The Last Goodbye by Reed Arvin
First published in 2004
I picked this up at an airport, knowing nothing about the author, on the basis of cover blurbs that promised an absorbing plot. I wasn't expecting much, but the novel kept me engrossed during a four hour flight.
Jack Hammond is fired from his job at a law firm for having sex with a client, then hangs out a shingle and survives on the court appointments he gets from his buddy, who is a clerk in a judge’s office. One of Hammond’s clients dies, and in cleaning out the client’s apartment, Hammond learns that the client was a hacker who was obsessed with an opera singer named Michele Sonnier. Sonnier is married to a wealthy man who is about to become ultra-wealthy when the IPO for his drug company is launched. Hammond doesn’t believe his client injected himself with an overdose, and while investigating the death, he falls in love with Sonnier, who enlists him to help find her daughter, taken from her when she was a wayward kid in the Atlanta projects. All of these plot threads eventually weave into a smart story.

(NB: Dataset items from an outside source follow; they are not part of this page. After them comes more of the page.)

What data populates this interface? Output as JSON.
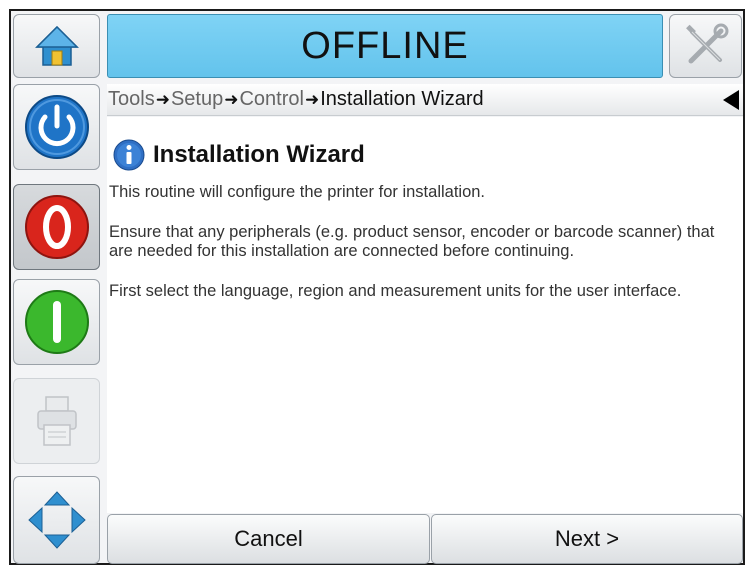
{
  "header": {
    "status": "OFFLINE"
  },
  "breadcrumb": {
    "items": [
      "Tools",
      "Setup",
      "Control"
    ],
    "current": "Installation Wizard"
  },
  "page": {
    "title": "Installation Wizard",
    "paragraphs": [
      "This routine will configure the printer for installation.",
      "Ensure that any peripherals (e.g. product sensor, encoder or barcode scanner) that are needed for this installation are connected before continuing.",
      "First select the language, region and measurement units for the user interface."
    ]
  },
  "footer": {
    "cancel_label": "Cancel",
    "next_label": "Next >"
  },
  "icons": {
    "home": "home-icon",
    "tools": "tools-icon",
    "power": "power-icon",
    "stop": "stop-icon",
    "start": "start-icon",
    "printer": "printer-icon",
    "navigate": "navigate-icon",
    "info": "info-icon",
    "back": "back-arrow-icon"
  },
  "colors": {
    "status_bar": "#6ccaf0",
    "power": "#1f74c7",
    "stop": "#d9251c",
    "start": "#3bb82d"
  }
}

I recommend the novel for a couple of reasons. The plot, while wildly improbable, is fast paced and interesting. It follows the typical arc of a thriller and does it well: the protagonist (Jack Hammond) stumbles onto a mystery, starts poking into it, is repeatedly foiled in his attempts to unravel it, and finds that he's put his life in jeopardy. The ending is satisfying and in some respects uplifting. The novel's resolution is quite clever.
Arvin does a fine job of bringing his characters to life. Hammond is a bit seedy, bordering on down-and-out, but finds a way to redeem himself, as does his love interest, opera singer Michele Sonnier, whose guilt about her lost daughter is the plot's driving force. As a way to pass the time on an airplane, you could do much worse than to pick up The Last Goodbye.